GÜÇLÜ TALEP Buğdayda küresel talep bu yıl artıyor. Bu durumu ele almak gerekiyor. Çünkü dünya buğday ihracatçılarının 2019/20 sezonunda tedarik etmesi gereken ek tüketim miktarı neredeyse 20 milyon ton. Artışın yarısı hayvan yemi ile ilgili iken geri kalanı da öğütme, nişasta ve etanol endüstrileriyle ilgili.

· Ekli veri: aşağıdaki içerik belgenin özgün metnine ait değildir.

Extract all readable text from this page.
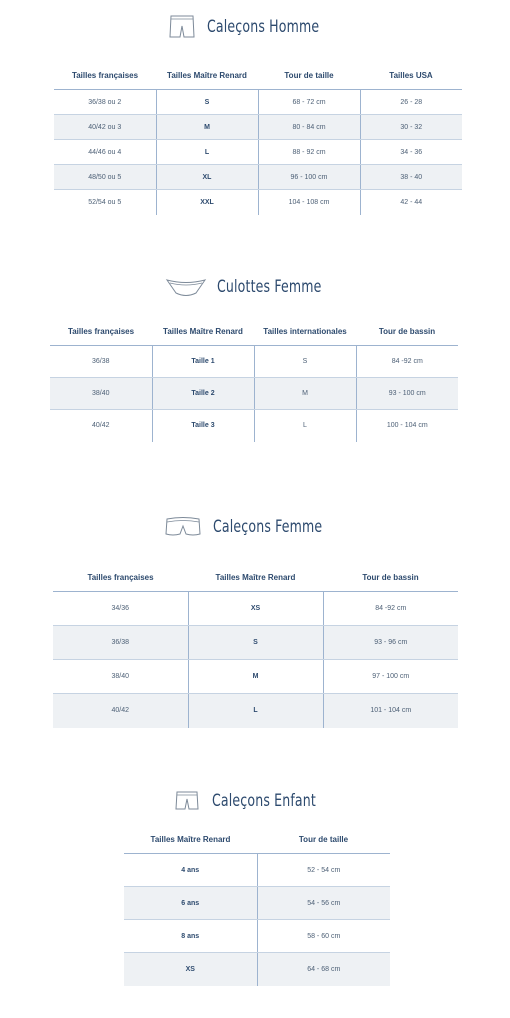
Caleçons Homme
Tailles françaises	Tailles Maître Renard	Tour de taille	Tailles USA
36/38 ou 2	S	68 - 72 cm	26 - 28
40/42 ou 3	M	80 - 84 cm	30 - 32
44/46 ou 4	L	88 - 92 cm	34 - 36
48/50 ou 5	XL	96 - 100 cm	38 - 40
52/54 ou 5	XXL	104 - 108 cm	42 - 44
Culottes Femme
Tailles françaises	Tailles Maître Renard	Tailles internationales	Tour de bassin
36/38	Taille 1	S	84 -92 cm
38/40	Taille 2	M	93 - 100 cm
40/42	Taille 3	L	100 - 104 cm
Caleçons Femme
Tailles françaises	Tailles Maître Renard	Tour de bassin
34/36	XS	84 -92 cm
36/38	S	93 - 96 cm
38/40	M	97 - 100 cm
40/42	L	101 - 104 cm
Caleçons Enfant
Tailles Maître Renard	Tour de taille
4 ans	52 - 54 cm
6 ans	54 - 56 cm
8 ans	58 - 60 cm
XS	64 - 68 cm
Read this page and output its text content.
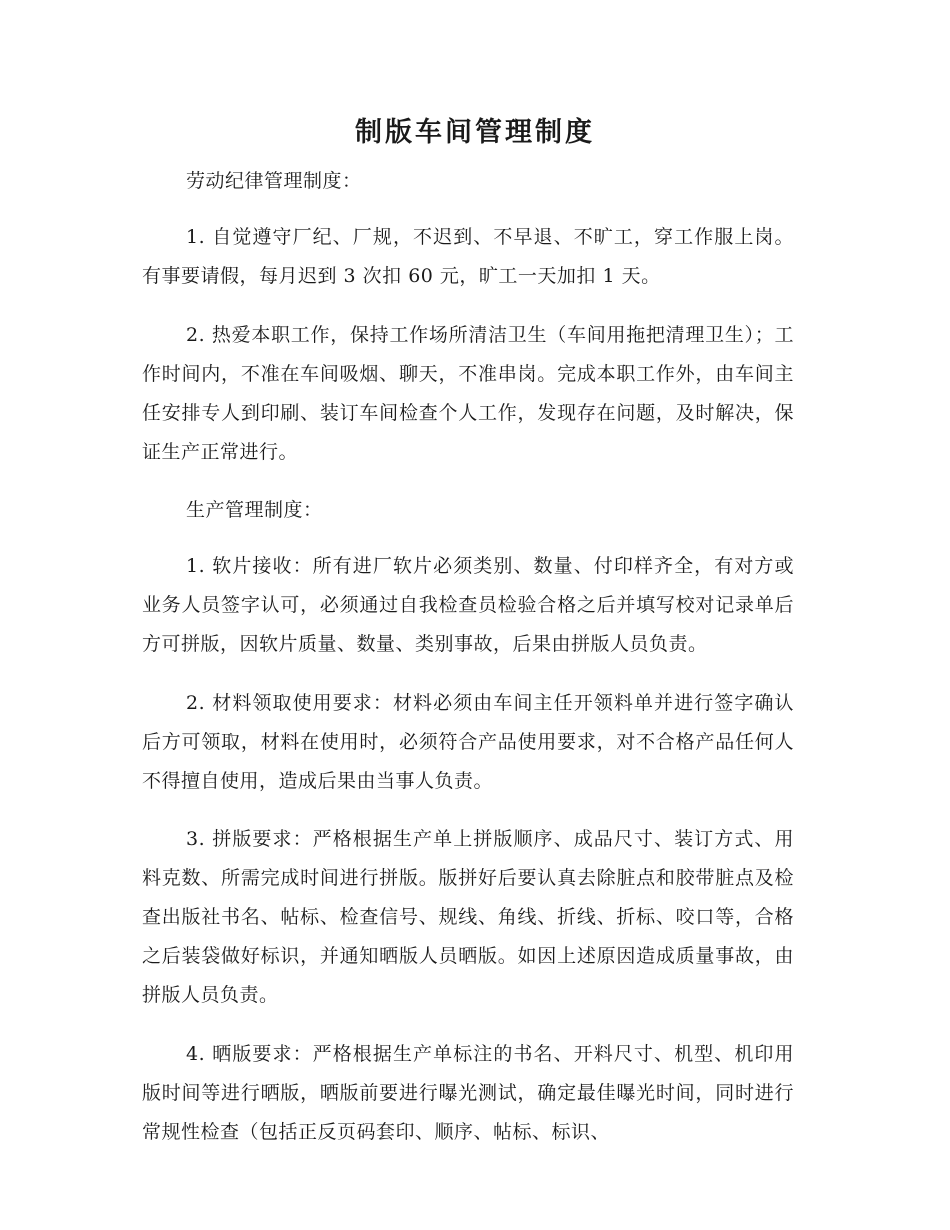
制版车间管理制度

劳动纪律管理制度：

1. 自觉遵守厂纪、厂规，不迟到、不早退、不旷工，穿工作服上岗。有事要请假，每月迟到 3 次扣 60 元，旷工一天加扣 1 天。

2. 热爱本职工作，保持工作场所清洁卫生（车间用拖把清理卫生）；工作时间内，不准在车间吸烟、聊天，不准串岗。完成本职工作外，由车间主任安排专人到印刷、装订车间检查个人工作，发现存在问题，及时解决，保证生产正常进行。

生产管理制度：

1. 软片接收：所有进厂软片必须类别、数量、付印样齐全，有对方或业务人员签字认可，必须通过自我检查员检验合格之后并填写校对记录单后方可拼版，因软片质量、数量、类别事故，后果由拼版人员负责。

2. 材料领取使用要求：材料必须由车间主任开领料单并进行签字确认后方可领取，材料在使用时，必须符合产品使用要求，对不合格产品任何人不得擅自使用，造成后果由当事人负责。

3. 拼版要求：严格根据生产单上拼版顺序、成品尺寸、装订方式、用料克数、所需完成时间进行拼版。版拼好后要认真去除脏点和胶带脏点及检查出版社书名、帖标、检查信号、规线、角线、折线、折标、咬口等，合格之后装袋做好标识，并通知晒版人员晒版。如因上述原因造成质量事故，由拼版人员负责。

4. 晒版要求：严格根据生产单标注的书名、开料尺寸、机型、机印用版时间等进行晒版，晒版前要进行曝光测试，确定最佳曝光时间，同时进行常规性检查（包括正反页码套印、顺序、帖标、标识、
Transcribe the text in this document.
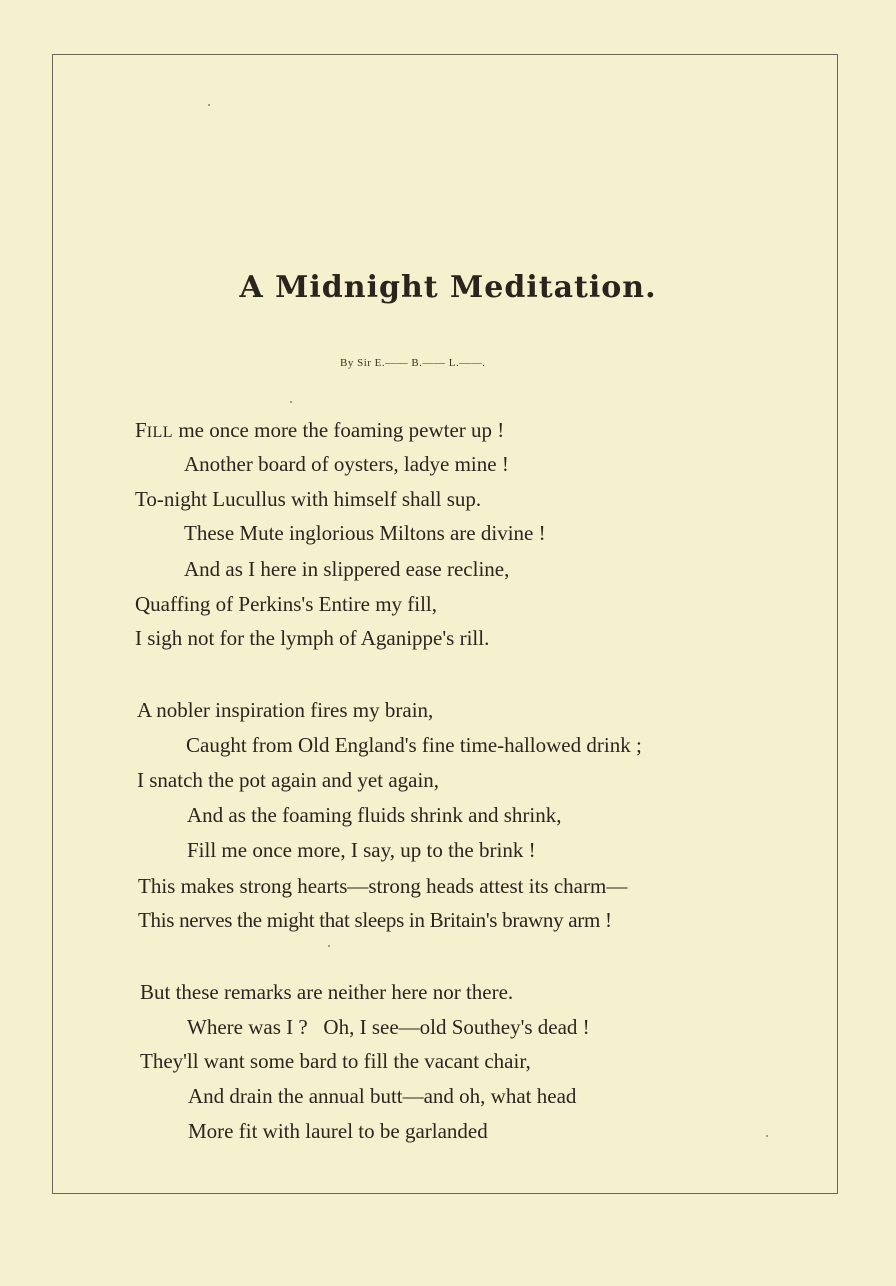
A Midnight Meditation.
By Sir E.—— B.—— L.——.
FILL me once more the foaming pewter up !
Another board of oysters, ladye mine !
To-night Lucullus with himself shall sup.
These Mute inglorious Miltons are divine !
And as I here in slippered ease recline,
Quaffing of Perkins's Entire my fill,
I sigh not for the lymph of Aganippe's rill.
A nobler inspiration fires my brain,
Caught from Old England's fine time-hallowed drink ;
I snatch the pot again and yet again,
And as the foaming fluids shrink and shrink,
Fill me once more, I say, up to the brink !
This makes strong hearts—strong heads attest its charm—
This nerves the might that sleeps in Britain's brawny arm !
But these remarks are neither here nor there.
Where was I ?   Oh, I see—old Southey's dead !
They'll want some bard to fill the vacant chair,
And drain the annual butt—and oh, what head
More fit with laurel to be garlanded
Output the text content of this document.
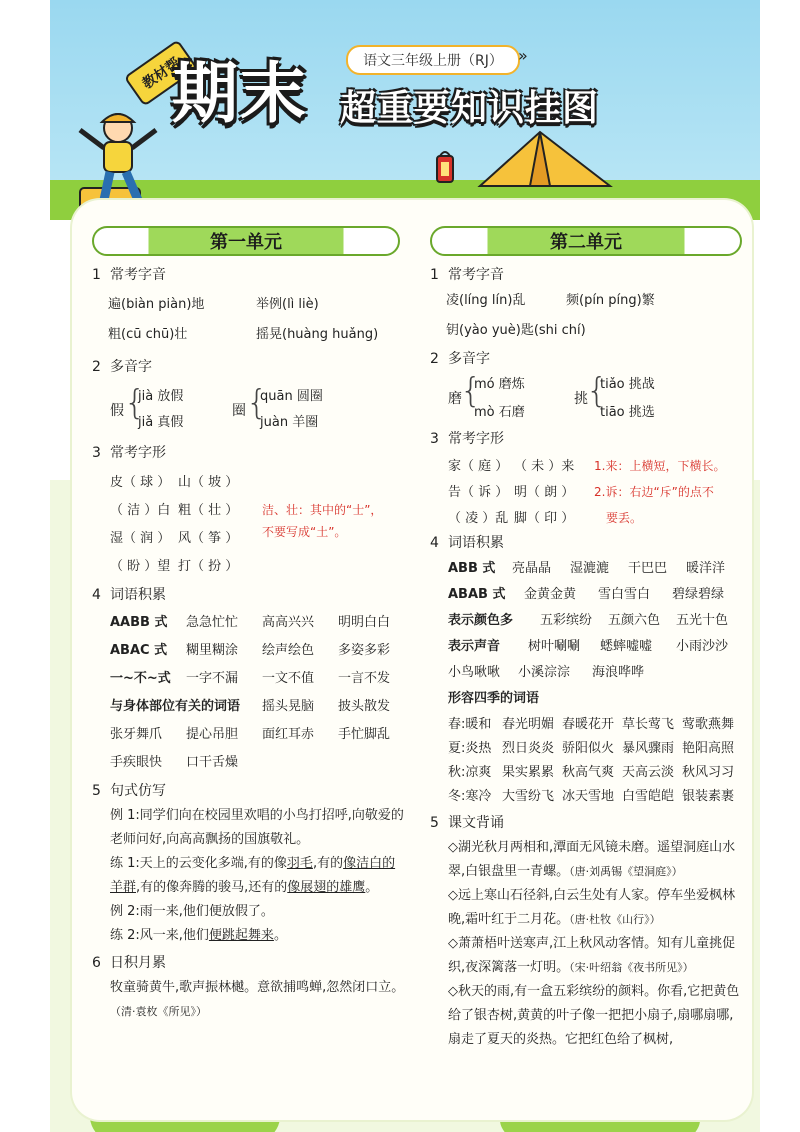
教材帮
期末	语文三年级上册（RJ） »
超重要知识挂图
第一单元
1 常考字音
遍(biàn piàn)地	举例(lì liè)
粗(cū chū)壮	摇晃(huàng huǎng)
2 多音字
假 {
jià 放假
jiǎ 真假
圈 {
quān 圆圈
juàn 羊圈
3 常考字形
皮（ 球 ） 山（ 坡 ）
（ 洁 ）白 粗（ 壮 ）
湿（ 润 ） 风（ 筝 ）
（ 盼 ）望 打（ 扮 ）
洁、壮：其中的“士”，
不要写成“土”。
4 词语积累
AABB 式 急急忙忙 高高兴兴 明明白白
ABAC 式 糊里糊涂 绘声绘色 多姿多彩
一~不~式 一字不漏 一文不值 一言不发
与身体部位有关的词语 摇头晃脑 披头散发
张牙舞爪 提心吊胆 面红耳赤 手忙脚乱
手疾眼快 口干舌燥
5 句式仿写
例 1:同学们向在校园里欢唱的小鸟打招呼,向敬爱的老师问好,向高高飘扬的国旗敬礼。
练 1:天上的云变化多端,有的像羽毛,有的像洁白的羊群,有的像奔腾的骏马,还有的像展翅的雄鹰。
例 2:雨一来,他们便放假了。
练 2:风一来,他们便跳起舞来。
6 日积月累
牧童骑黄牛,歌声振林樾。意欲捕鸣蝉,忽然闭口立。（清·袁枚《所见》）
第二单元
1 常考字音
凌(líng lín)乱	频(pín píng)繁
钥(yào yuè)匙(shi chí)
2 多音字
磨
{
mó 磨炼
mò 石磨
挑
{
tiǎo 挑战
tiāo 挑选
3 常考字形
家（ 庭 ） （ 未 ）来
告（ 诉 ） 明（ 朗 ）
（ 凌 ）乱 脚（ 印 ）
1.来：上横短，下横长。
2.诉：右边“斥”的点不
要丢。
4 词语积累
ABB 式 亮晶晶 湿漉漉 干巴巴 暖洋洋
ABAB 式 金黄金黄 雪白雪白 碧绿碧绿
表示颜色多 五彩缤纷 五颜六色 五光十色
表示声音 树叶唰唰 蟋蟀嘘嘘 小雨沙沙
小鸟啾啾 小溪淙淙 海浪哗哗
形容四季的词语
春:暖和 春光明媚 春暖花开 草长莺飞 莺歌燕舞
夏:炎热 烈日炎炎 骄阳似火 暴风骤雨 艳阳高照
秋:凉爽 果实累累 秋高气爽 天高云淡 秋风习习
冬:寒冷 大雪纷飞 冰天雪地 白雪皑皑 银装素裹
5 课文背诵
◇湖光秋月两相和,潭面无风镜未磨。遥望洞庭山水翠,白银盘里一青螺。（唐·刘禹锡《望洞庭》）
◇远上寒山石径斜,白云生处有人家。停车坐爱枫林晚,霜叶红于二月花。（唐·杜牧《山行》）
◇萧萧梧叶送寒声,江上秋风动客情。知有儿童挑促织,夜深篱落一灯明。（宋·叶绍翁《夜书所见》）
◇秋天的雨,有一盒五彩缤纷的颜料。你看,它把黄色给了银杏树,黄黄的叶子像一把把小扇子,扇哪扇哪,扇走了夏天的炎热。它把红色给了枫树,
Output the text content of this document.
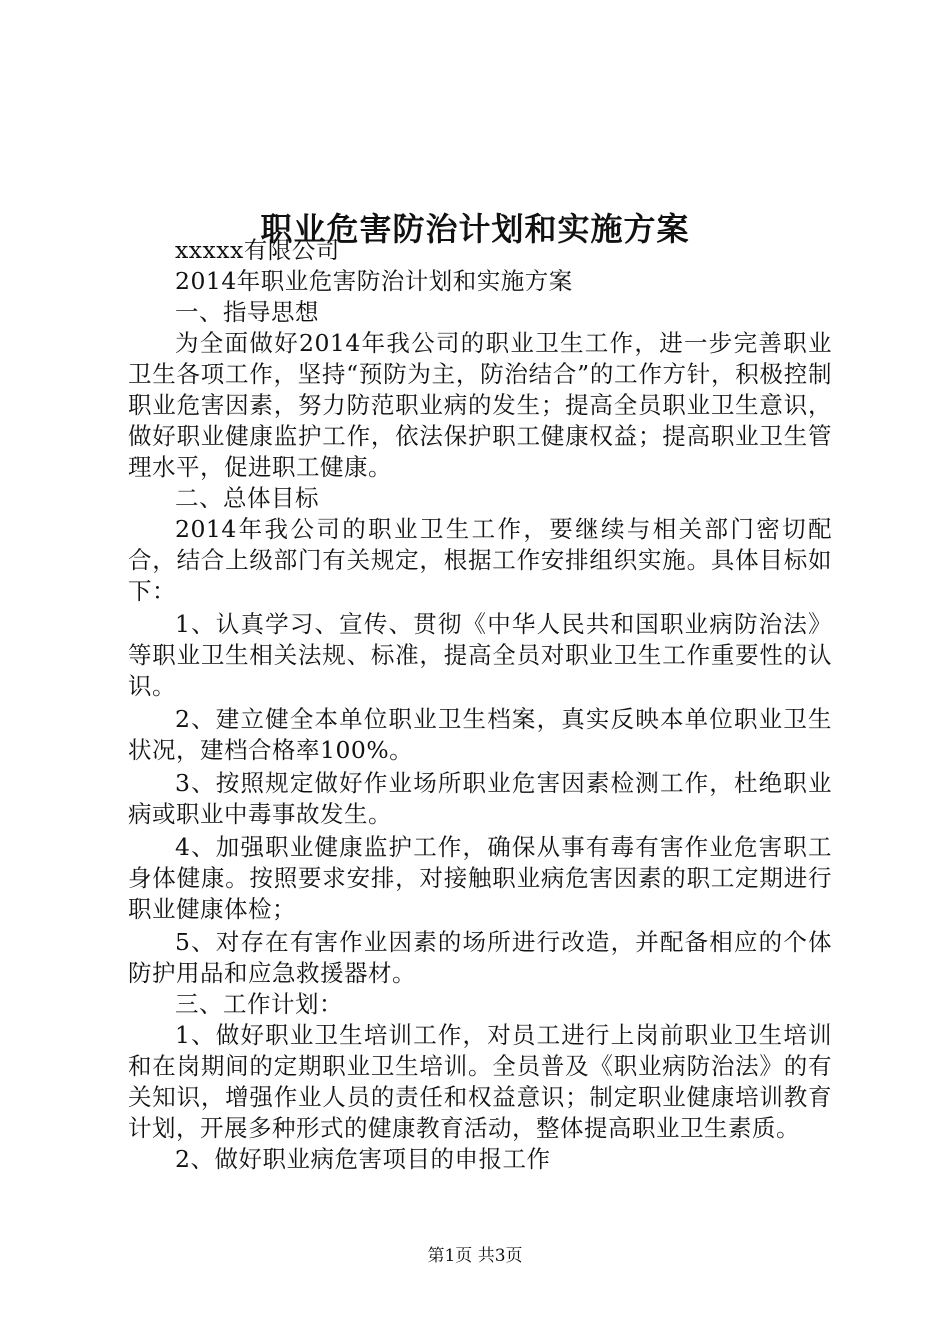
职业危害防治计划和实施方案

xxxxx有限公司

2014年职业危害防治计划和实施方案

一、指导思想

为全面做好2014年我公司的职业卫生工作，进一步完善职业卫生各项工作，坚持“预防为主，防治结合”的工作方针，积极控制职业危害因素，努力防范职业病的发生；提高全员职业卫生意识，做好职业健康监护工作，依法保护职工健康权益；提高职业卫生管理水平，促进职工健康。

二、总体目标

2014年我公司的职业卫生工作，要继续与相关部门密切配合，结合上级部门有关规定，根据工作安排组织实施。具体目标如下：

1、认真学习、宣传、贯彻《中华人民共和国职业病防治法》等职业卫生相关法规、标准，提高全员对职业卫生工作重要性的认识。

2、建立健全本单位职业卫生档案，真实反映本单位职业卫生状况，建档合格率100%。

3、按照规定做好作业场所职业危害因素检测工作，杜绝职业病或职业中毒事故发生。

4、加强职业健康监护工作，确保从事有毒有害作业危害职工身体健康。按照要求安排，对接触职业病危害因素的职工定期进行职业健康体检；

5、对存在有害作业因素的场所进行改造，并配备相应的个体防护用品和应急救援器材。

三、工作计划：

1、做好职业卫生培训工作，对员工进行上岗前职业卫生培训和在岗期间的定期职业卫生培训。全员普及《职业病防治法》的有关知识，增强作业人员的责任和权益意识；制定职业健康培训教育计划，开展多种形式的健康教育活动，整体提高职业卫生素质。

2、做好职业病危害项目的申报工作

第1页 共3页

Nişasta ve etanol endüstrilerinde buğday için artan sanayi talebi, çoğunlukla Avrupa kaynaklı. Buğday fiyatlarının düşmesi, buğday bazlı etanol üreticileri için maliyet üzerinde kazançları canlandırdı. Özellikle bu durum İngiltere için geçerlidir. Bu ülkedeki yüksek hasat ve ticaret yönetmelikleri belirsizliğini korurken (Brexit nedeniyle suların iyice bulanıklaşmasından önce) yeni sezon ilk döneminde mümkün olduğunca fazla malı paraya çevirme gerekliliği ile buğday fiyatları önemli ölçüde düştü. AB’nin kuzey ve doğu bölgelerinde üretim kapasitelerinin yükselmesi nedeniyle de nişasta üretiminde buğday talebi artıyor.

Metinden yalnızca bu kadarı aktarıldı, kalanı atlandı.